Introduction: Emerging evidence shows that the proximal small intestine secretes cholesterol into the intestinal lumen via the trans-intestinal cholesterol excretion (TICE) pathway. It is thought TICE can contribute up to 30-40% of fecal neutral sterol excretion. Plasma apoB containing lipoproteins are known to donate cholesterol to the TICE pathway whilst conflicting evidence exists on the role for plasma HDL. Due to the anatomical proximity of lymphatic vessels to the basolateral membrane of enterocytes, it may serve as a candidate donor to TICE, but to date this has not been tested. Objective: To determine if HDL derived from mesenteric lymph can act as cholesterol donor for TICE in JCR:LA cp rats as a model of insulin resistance (IR). Methods: Mesenteric lymph was collected following intralipid infusion via lymphatic cannulation from control rats. Lymph HDL was isolated using ultra-density centrifugation and labeled with H3 cholesterol. Jejunal explants were obtained from control and IR rats (as a model of reduced TICE) fed chow or a high fat/cholesterol diet. TICE was measured with Ussing Chambers as appearance of H3-cholesterol labeled lymph HDL using micelles as acceptors. Results: Relative to free cholesterol [FC; used as marker of non-specific lipid permeability], lymph derived HDL TICE was 77% higher in control tissue (n=5, p<0.05) under chow fed conditions, suggestive of an effective donor for TICE. Lymph HDL TICE was also reduced (89%, p<0.05) in IR rats compared to control.
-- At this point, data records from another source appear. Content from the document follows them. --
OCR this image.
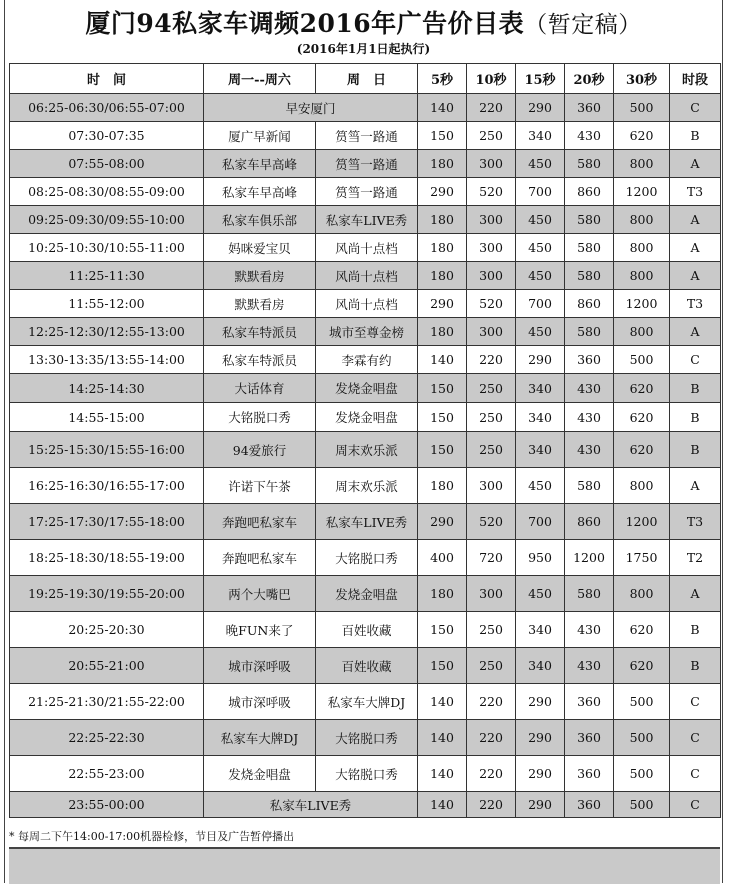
厦门94私家车调频2016年广告价目表（暂定稿）
(2016年1月1日起执行)
时　间	周一--周六	周　日	5秒	10秒	15秒	20秒	30秒	时段
06:25-06:30/06:55-07:00	早安厦门		140	220	290	360	500	C
07:30-07:35	厦广早新闻	筼筜一路通	150	250	340	430	620	B
07:55-08:00	私家车早高峰	筼筜一路通	180	300	450	580	800	A
08:25-08:30/08:55-09:00	私家车早高峰	筼筜一路通	290	520	700	860	1200	T3
09:25-09:30/09:55-10:00	私家车俱乐部	私家车LIVE秀	180	300	450	580	800	A
10:25-10:30/10:55-11:00	妈咪爱宝贝	风尚十点档	180	300	450	580	800	A
11:25-11:30	默默看房	风尚十点档	180	300	450	580	800	A
11:55-12:00	默默看房	风尚十点档	290	520	700	860	1200	T3
12:25-12:30/12:55-13:00	私家车特派员	城市至尊金榜	180	300	450	580	800	A
13:30-13:35/13:55-14:00	私家车特派员	李霖有约	140	220	290	360	500	C
14:25-14:30	大话体育	发烧金唱盘	150	250	340	430	620	B
14:55-15:00	大铭脱口秀	发烧金唱盘	150	250	340	430	620	B
15:25-15:30/15:55-16:00	94爱旅行	周末欢乐派	150	250	340	430	620	B
16:25-16:30/16:55-17:00	许诺下午茶	周末欢乐派	180	300	450	580	800	A
17:25-17:30/17:55-18:00	奔跑吧私家车	私家车LIVE秀	290	520	700	860	1200	T3
18:25-18:30/18:55-19:00	奔跑吧私家车	大铭脱口秀	400	720	950	1200	1750	T2
19:25-19:30/19:55-20:00	两个大嘴巴	发烧金唱盘	180	300	450	580	800	A
20:25-20:30	晚FUN来了	百姓收藏	150	250	340	430	620	B
20:55-21:00	城市深呼吸	百姓收藏	150	250	340	430	620	B
21:25-21:30/21:55-22:00	城市深呼吸	私家车大牌DJ	140	220	290	360	500	C
22:25-22:30	私家车大牌DJ	大铭脱口秀	140	220	290	360	500	C
22:55-23:00	发烧金唱盘	大铭脱口秀	140	220	290	360	500	C
23:55-00:00	私家车LIVE秀		140	220	290	360	500	C
* 每周二下午14:00-17:00机器检修，节目及广告暂停播出
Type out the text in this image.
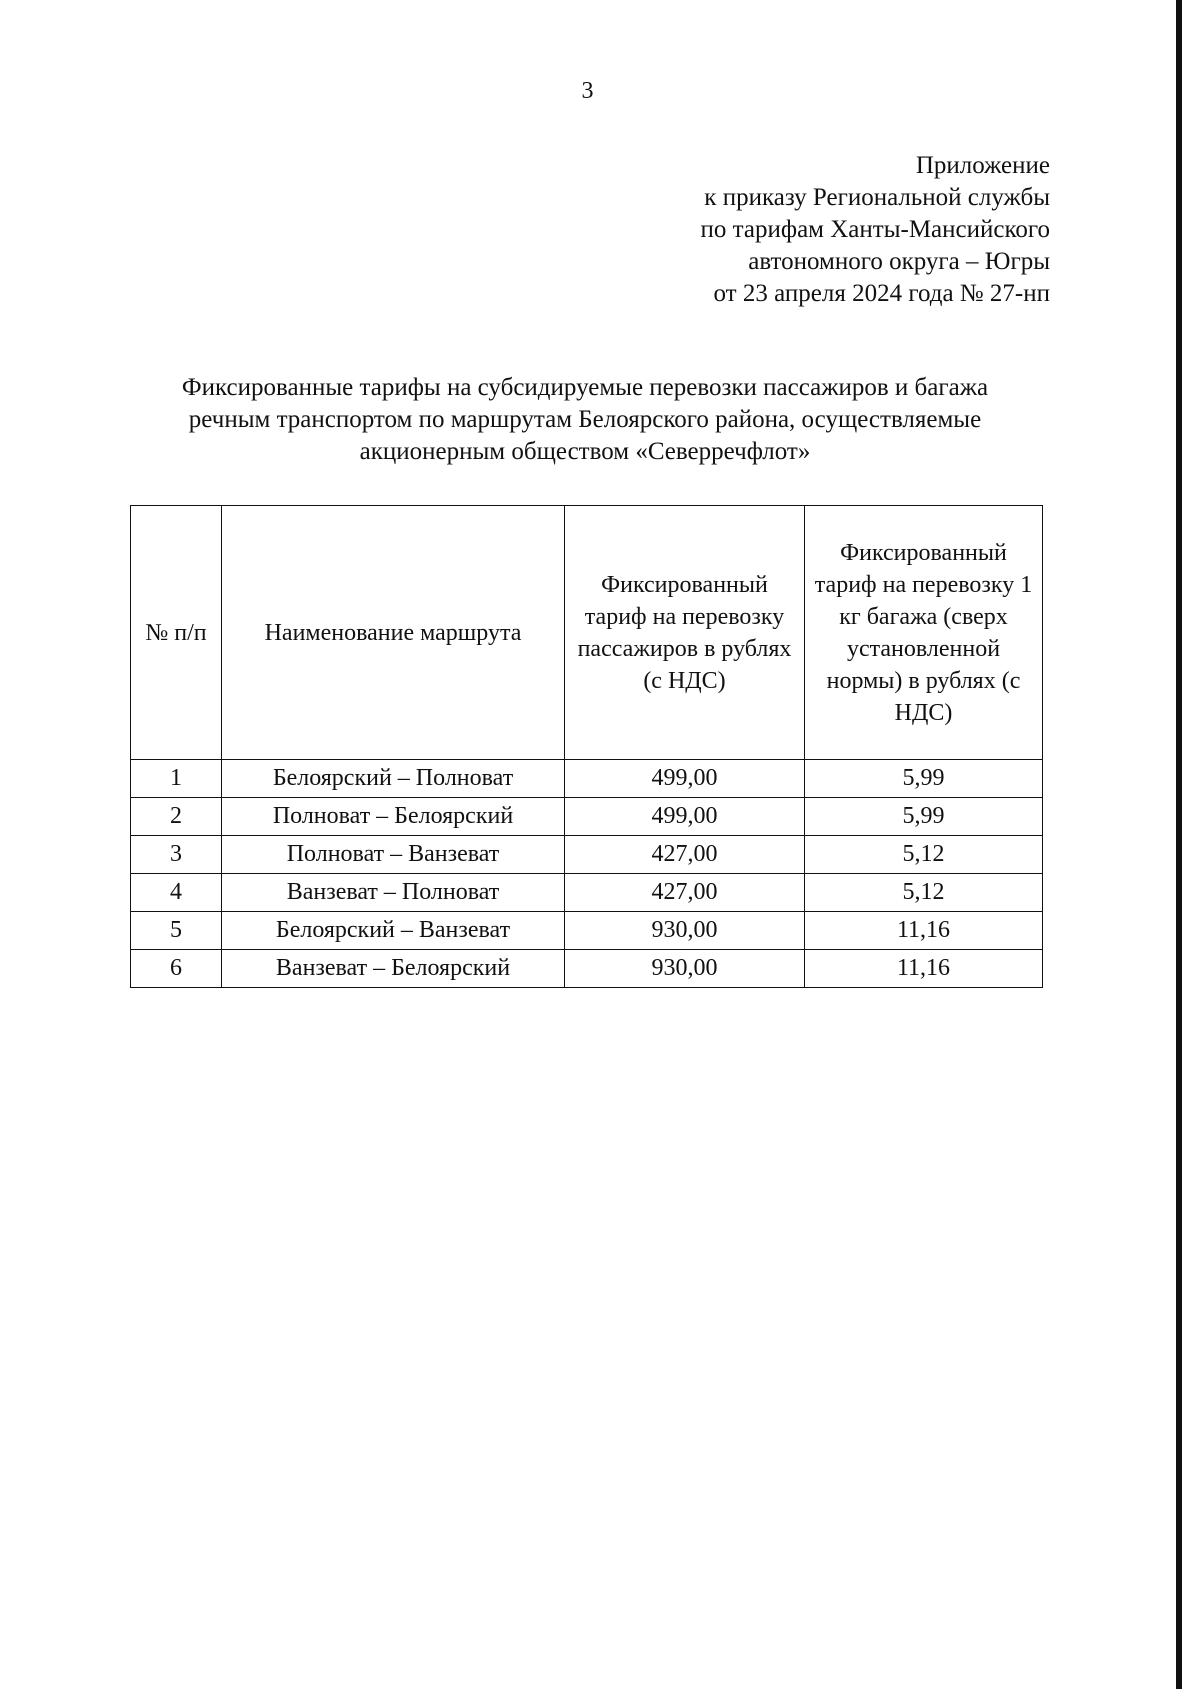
3
Приложение
к приказу Региональной службы
по тарифам Ханты-Мансийского
автономного округа – Югры
от 23 апреля 2024 года № 27-нп
Фиксированные тарифы на субсидируемые перевозки пассажиров и багажа
речным транспортом по маршрутам Белоярского района, осуществляемые
акционерным обществом «Северречфлот»
№ п/п	Наименование маршрута	Фиксированный тариф на перевозку пассажиров в рублях (с НДС)	Фиксированный тариф на перевозку 1 кг багажа (сверх установленной нормы) в рублях (с НДС)
1	Белоярский – Полноват	499,00	5,99
2	Полноват – Белоярский	499,00	5,99
3	Полноват – Ванзеват	427,00	5,12
4	Ванзеват – Полноват	427,00	5,12
5	Белоярский – Ванзеват	930,00	11,16
6	Ванзеват – Белоярский	930,00	11,16
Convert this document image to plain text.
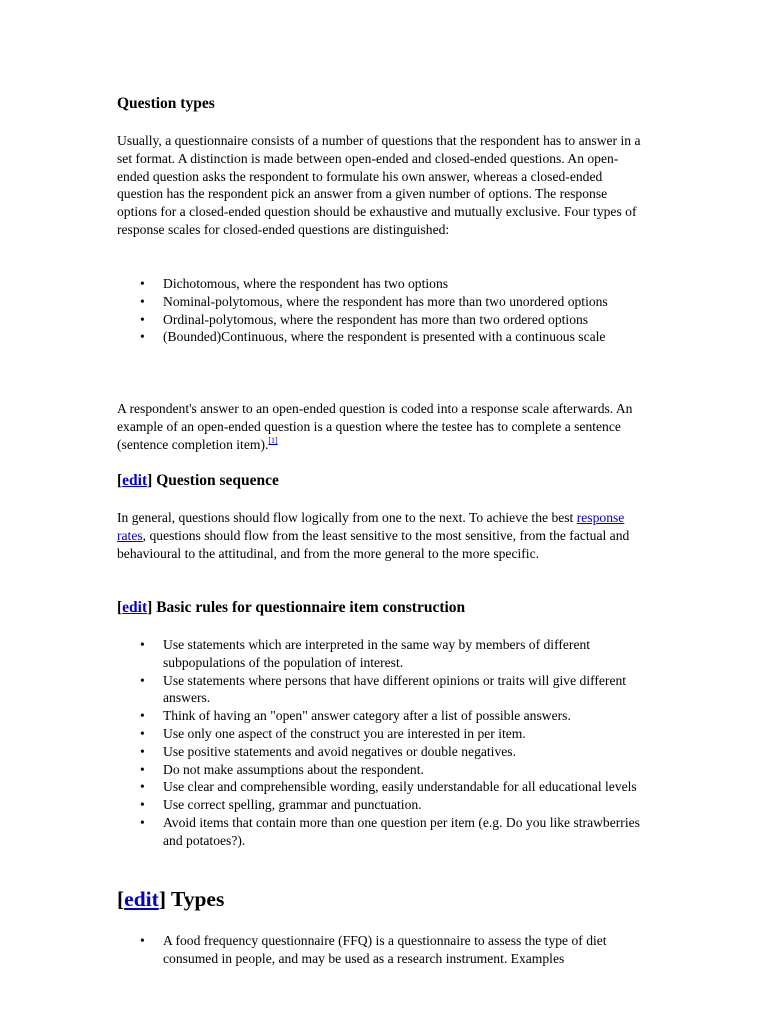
Question types

Usually, a questionnaire consists of a number of questions that the respondent has to answer in a set format. A distinction is made between open-ended and closed-ended questions. An open-ended question asks the respondent to formulate his own answer, whereas a closed-ended question has the respondent pick an answer from a given number of options. The response options for a closed-ended question should be exhaustive and mutually exclusive. Four types of response scales for closed-ended questions are distinguished:

• Dichotomous, where the respondent has two options
• Nominal-polytomous, where the respondent has more than two unordered options
• Ordinal-polytomous, where the respondent has more than two ordered options
• (Bounded)Continuous, where the respondent is presented with a continuous scale

A respondent's answer to an open-ended question is coded into a response scale afterwards. An example of an open-ended question is a question where the testee has to complete a sentence (sentence completion item).[1]

[edit] Question sequence

In general, questions should flow logically from one to the next. To achieve the best response rates, questions should flow from the least sensitive to the most sensitive, from the factual and behavioural to the attitudinal, and from the more general to the more specific.

[edit] Basic rules for questionnaire item construction
• Use statements which are interpreted in the same way by members of different subpopulations of the population of interest.
• Use statements where persons that have different opinions or traits will give different answers.
• Think of having an "open" answer category after a list of possible answers.
• Use only one aspect of the construct you are interested in per item.
• Use positive statements and avoid negatives or double negatives.
• Do not make assumptions about the respondent.
• Use clear and comprehensible wording, easily understandable for all educational levels
• Use correct spelling, grammar and punctuation.
• Avoid items that contain more than one question per item (e.g. Do you like strawberries and potatoes?).
[edit] Types
• A food frequency questionnaire (FFQ) is a questionnaire to assess the type of diet consumed in people, and may be used as a research instrument. Examples
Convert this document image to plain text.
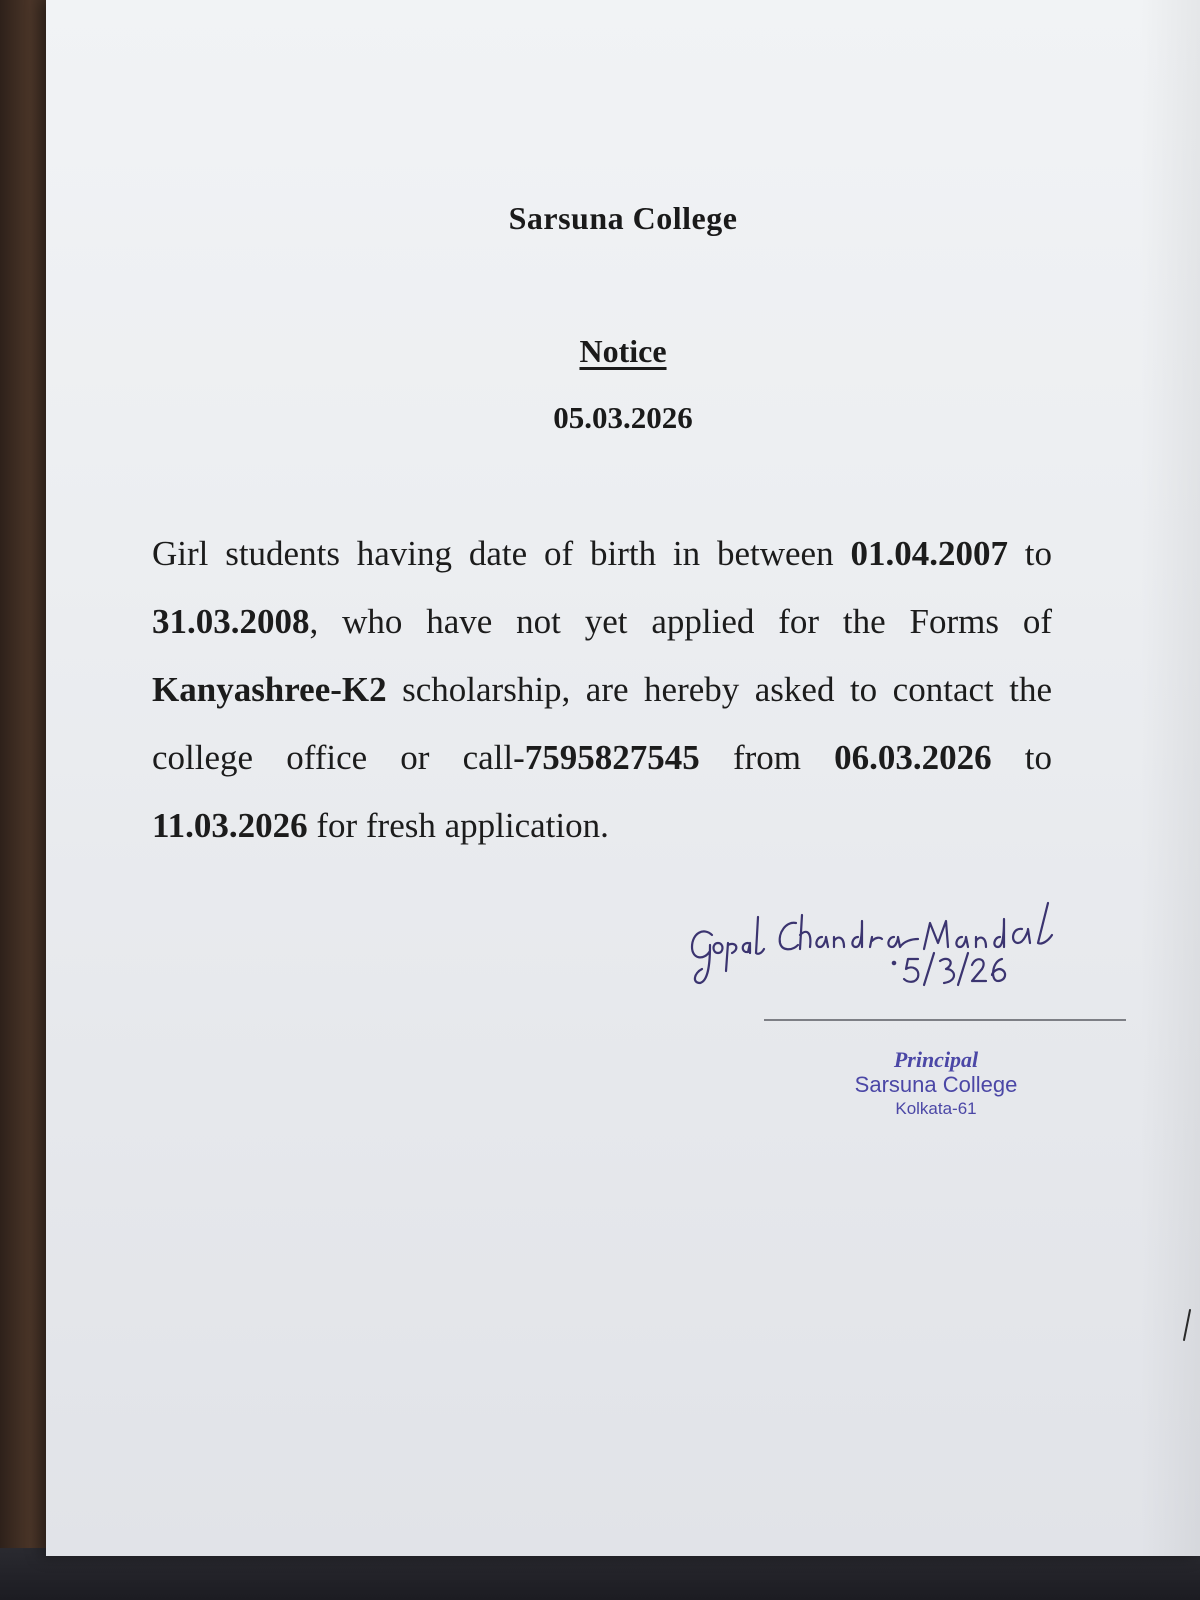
Sarsuna College
Notice
05.03.2026
Girl students having date of birth in between 01.04.2007 to 31.03.2008, who have not yet applied for the Forms of Kanyashree-K2 scholarship, are hereby asked to contact the college office or call-7595827545 from 06.03.2026 to 11.03.2026 for fresh application.
Principal
Sarsuna College
Kolkata-61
Furthermore SR-B1 mRNA was reduced (-65%) in enterocytes from IR rats compared to control, and may explain reduced TICE by lymph HDL in IR. Under conditions of high fat/cholesterol fed diet, TICE from FC [and mannitol as a marker of paracellular transport] was increased in both control and IR rats, suggesting an elevated non-specific permeability of lipids by the basolateral membrane. Conclusions: Consistent with evidence that the lymphatics have a role in reverse cholesterol transport, this data supports that lymph HDL is an effective donor for TICE possibly by the SR-B1 pathway. While we have shown that the lymph HDL TICE pathway may be impaired during insulin resistance, a high fat/cholesterol diet may exacerbate lipid permeability via non-specific efflux pathways.